Son yarım saattir kalbi güm güm atıyordu, göğsünün ortasına hastalıklı bir his gelip yerleşmişti.
“Gelecek. Geliyordur. Hâlâ yetişebilir” diye mırıldandı kendi kendine.
“9051 numaralı Paris treni on dakika içinde 2. perondan kalkacaktır. Lütfen perona gelin. Lütfen bavullarınızı yanınızdan ayırmayın.”

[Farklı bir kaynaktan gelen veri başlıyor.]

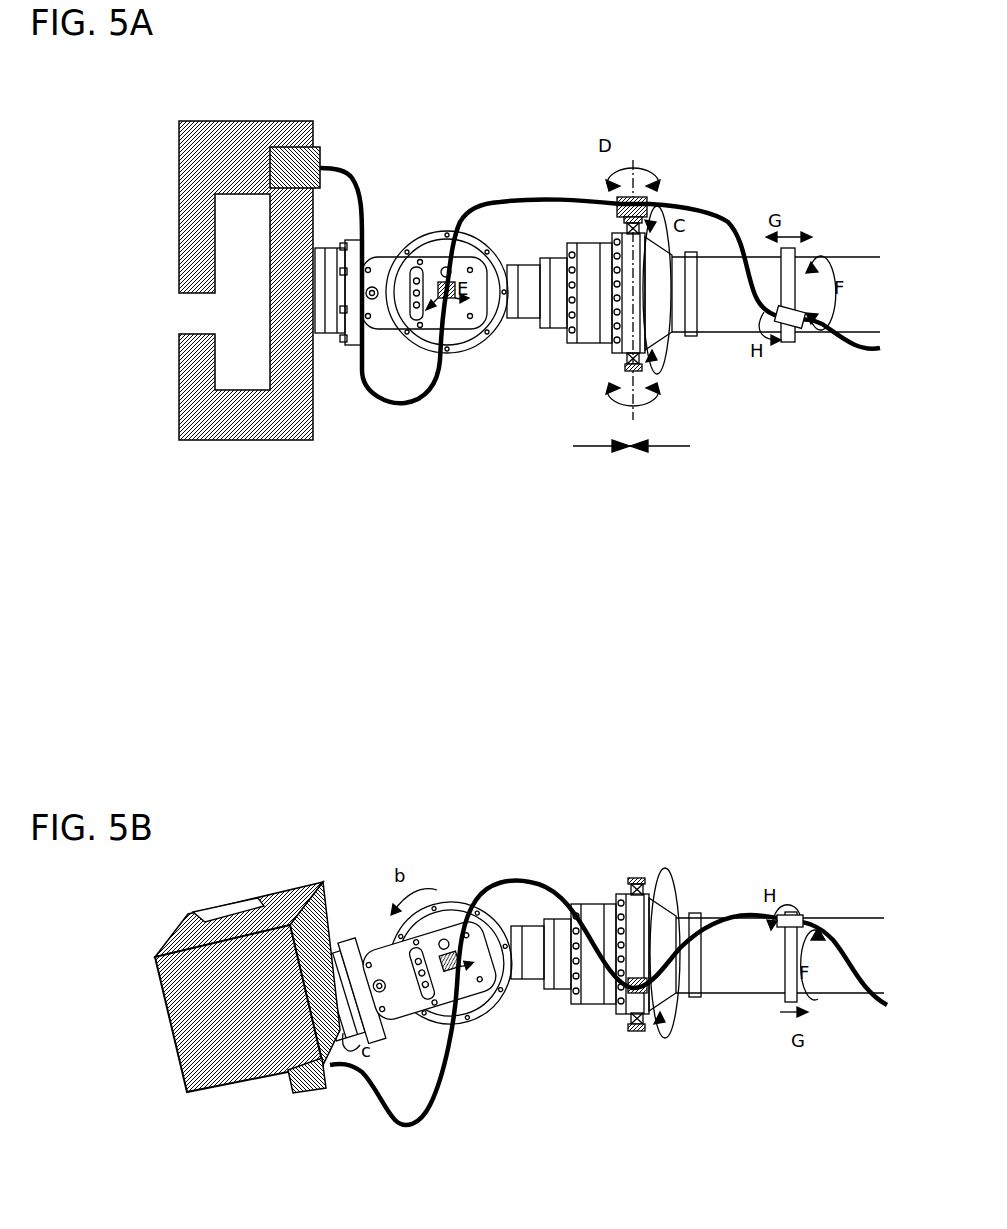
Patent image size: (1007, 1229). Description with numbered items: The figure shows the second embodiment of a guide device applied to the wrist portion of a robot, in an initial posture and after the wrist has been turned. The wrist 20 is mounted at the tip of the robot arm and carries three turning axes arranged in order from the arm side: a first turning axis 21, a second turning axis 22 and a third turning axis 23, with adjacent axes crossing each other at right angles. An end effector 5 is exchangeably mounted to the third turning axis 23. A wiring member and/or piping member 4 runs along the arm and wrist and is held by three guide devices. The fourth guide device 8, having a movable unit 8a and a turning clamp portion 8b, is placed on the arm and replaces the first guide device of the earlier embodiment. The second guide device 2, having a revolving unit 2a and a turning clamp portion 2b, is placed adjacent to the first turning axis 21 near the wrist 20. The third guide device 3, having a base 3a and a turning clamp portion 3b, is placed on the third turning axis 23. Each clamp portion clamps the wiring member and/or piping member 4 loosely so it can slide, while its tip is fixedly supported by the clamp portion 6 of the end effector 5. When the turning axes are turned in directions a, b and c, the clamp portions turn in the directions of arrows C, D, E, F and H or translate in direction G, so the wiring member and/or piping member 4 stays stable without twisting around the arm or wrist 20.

In FIG. 5A, the second guide device 2 is at (638, 152).
In FIG. 5B, the second guide device 2 is at (660, 868).
In FIG. 5A, the revolving unit 2a is at (652, 381).
In FIG. 5B, the revolving unit 2a is at (646, 1038).
In FIG. 5A, the turning clamp portion 2b is at (650, 203).
In FIG. 5B, the turning clamp portion 2b is at (656, 870).
In FIG. 5A, the third guide device 3 is at (452, 195).
In FIG. 5B, the third guide device 3 is at (429, 970).
In FIG. 5A, the base 3a is at (433, 312).
In FIG. 5A, the turning clamp portion 3b is at (465, 306).
In FIG. 5B, the turning clamp portion 3b is at (468, 983).
In FIG. 5A, the wiring member and/or piping member 4 is at (536, 196).
In FIG. 5B, the wiring member and/or piping member 4 is at (389, 1130).
In FIG. 5A, the end effector 5 is at (256, 125).
In FIG. 5B, the end effector 5 is at (282, 900).
In FIG. 5A, the clamp portion 6 is at (322, 150).
In FIG. 5B, the clamp portion 6 is at (300, 1093).
In FIG. 5A, the fourth guide device 8 is at (830, 165).
In FIG. 5B, the fourth guide device 8 is at (840, 833).
In FIG. 5A, the movable unit 8a is at (790, 246).
In FIG. 5B, the movable unit 8a is at (796, 912).
In FIG. 5A, the turning clamp portion 8b is at (798, 330).
In FIG. 5B, the turning clamp portion 8b is at (803, 920).
In FIG. 5A, the wrist 20 is at (449, 408).
In FIG. 5B, the wrist 20 is at (469, 1110).
In FIG. 5A, the first turning axis 21 is at (590, 330).
In FIG. 5B, the first turning axis 21 is at (592, 990).
In FIG. 5A, the second turning axis 22 is at (445, 240).
In FIG. 5B, the second turning axis 22 is at (455, 910).
In FIG. 5A, the third turning axis 23 is at (330, 272).
In FIG. 5B, the third turning axis 23 is at (340, 937).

Nell dudaklarını ısırıp bir mesaj daha yazdı –beşinci kez.
Neredesin? Tren kalkmak üzere!
Yola çıkarken, istasyonda buluşacaklarını onaylamak için ona iki mesaj atmıştı. Cevap gelmeyince metroda olmasından dolayı olduğunu söylemişti kendine. Belki o da metrodaydı. Sonra üçüncü mesajı göndermişti, ardından da dördüncüyü. Sonra, işte burada dikiliyordu ki telefonu avucunun içinde titreyince gelen rahatlamayla az daha olduğu yere yığılacaktı.
Üzgünüm bebek. İşten çıkamıyorum. Yetişemeyeceğim.
Sanki planladıkları şey buluşup birer kadeh içmekmiş gibi. Nell inanmaz gözlerle telefonuna bakakaldı.
Bu trene mi yetişemeyeceksin? Bekleyeyim mi?
Ve birkaç saniye sonra cevap geldi:
Hayır, sen git. Sonraki bir trene binmeyi deneyeceğim.
Nell sinirlenemeyecek kadar şaşkındı. Etrafındaki insanlar ayaklanıp montlarını giyerken bir mesaj daha yazdı.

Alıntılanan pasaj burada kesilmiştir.